Politik : Kostenträger und Couch-Potatoes

Treffpunkt Tagesspiegel: Ministerin Ulla Schmidt zur Gesundheitsreform 2006

Adelheid Müller-Lissner

Berlin - Gesundheitsreformen gehören traditionell nicht zu den Projekten, mit denen Politiker sich beim Wahlvolk beliebt machen. „Ich freue mich, dass ich heute Abend einige Dinge klären kann“, sagte Bundesgesundheitsministerin Ulla Schmidt (SPD) trotzdem mit freundlichem Lächeln zu Beginn einer gemeinsamen Veranstaltung ihres Ministeriums und des Tagesspiegels am Mittwochabend in Berlin. Unter dem Motto „Damit Deutschland gesund bleibt“ konnten Bürger ihre Fragen zu den Eckpunkten der Gesundheitsreform 2006, die am selben Tag vom Kabinett beschlossen worden waren, loswerden.

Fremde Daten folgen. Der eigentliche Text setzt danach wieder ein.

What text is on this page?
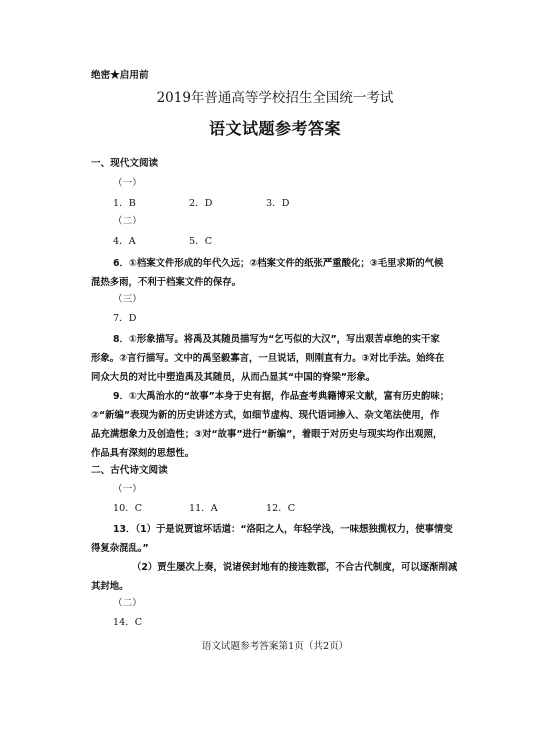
绝密★启用前
2019年普通高等学校招生全国统一考试
语文试题参考答案
一、现代文阅读
（一）
1．B	2．D	3．D
（二）
4．A	5．C
6．①档案文件形成的年代久远；②档案文件的纸张严重酸化；③毛里求斯的气候
混热多雨，不利于档案文件的保存。
（三）
7．D
8．①形象描写。将禹及其随员描写为“乞丐似的大汉”，写出艰苦卓绝的实干家
形象。②言行描写。文中的禹坚毅寡言，一旦说话，则刚直有力。③对比手法。始终在
同众大员的对比中塑造禹及其随员，从而凸显其“中国的脊梁”形象。
9．①大禹治水的“故事”本身于史有据，作品查考典籍博采文献，富有历史韵味；
②“新编”表现为新的历史讲述方式，如细节虚构、现代语词掺入、杂文笔法使用，作
品充满想象力及创造性；③对“故事”进行“新编”，着眼于对历史与现实均作出观照，
作品具有深刻的思想性。
二、古代诗文阅读
（一）
10．C	11．A	12．C
13．（1）于是说贾谊坏话道：“洛阳之人，年轻学浅，一味想独揽权力，使事情变
得复杂混乱。”
（2）贾生屡次上奏，说诸侯封地有的接连数郡，不合古代制度，可以逐渐削减
其封地。
（二）
14．C
语文试题参考答案第1页（共2页）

Warum denn die Beiträge im nächsten Jahr um 0,5 Prozentpunkte steigen müssten, fragte zum Einstieg Tagesspiegel-Redakteurin Cordula Eubel, die die Veranstaltung moderierte. „Das ist kein Naturgesetz, sondern ein Risiko, das wir sehen“, antwortete die Ministerin. Denn angesichts der EU-Ratspräsidentschaft müsse Deutschland 2007 peinlich darauf achten, die Maastricht-Kriterien zu erfüllen. „Andererseits weiten wir in einer finanziell angespannten Zeit die Leistungen dort aus, wo wir es für nötig halten, etwa beim Impfen.“ Um mehr Geld einzusparen, hätte man die Unfälle, wie von einigen Bundesländern gewollt, aus der Versicherung herausnehmen müssen. Die allerdings träfen keineswegs nur Risikosportler, sondern zur Hälfte ältere Menschen und zu einem Viertel „Leute, die ganz normal Sport treiben – was wir ja eigentlich fördern wollen“.

Als Pluspunkt der Reform hob Schmidt das vereinfachte Beitrags-Einzugsverfahren hervor. Arbeitgeber- und Arbeitnehmeranteil werden künftig nicht mehr an die Kassen, sondern direkt in den Gesundheitsfonds abgeführt, in den auch Steuermittel eingehen. „Heute sind 30 000 Mitarbeiter in 251 gesetzlichen Krankenkassen für den Einzug der Beiträge zuständig“, sagte die Ministerin. Die privaten Krankenversicherungen wiederum sollen verpflichtet werden, einen Basistarif für alle Neu- und Wiedereinsteiger anzubieten, dessen Leistungen denen der Gesetzlichen Krankenversicherung entsprechen. Krankenhäuser sollen ambulante Therapien auch für Kassenpatienten anbieten dürfen, wenn eine spezialisierte Behandlung nötig ist, etwa bei einer seltenen Krankheit.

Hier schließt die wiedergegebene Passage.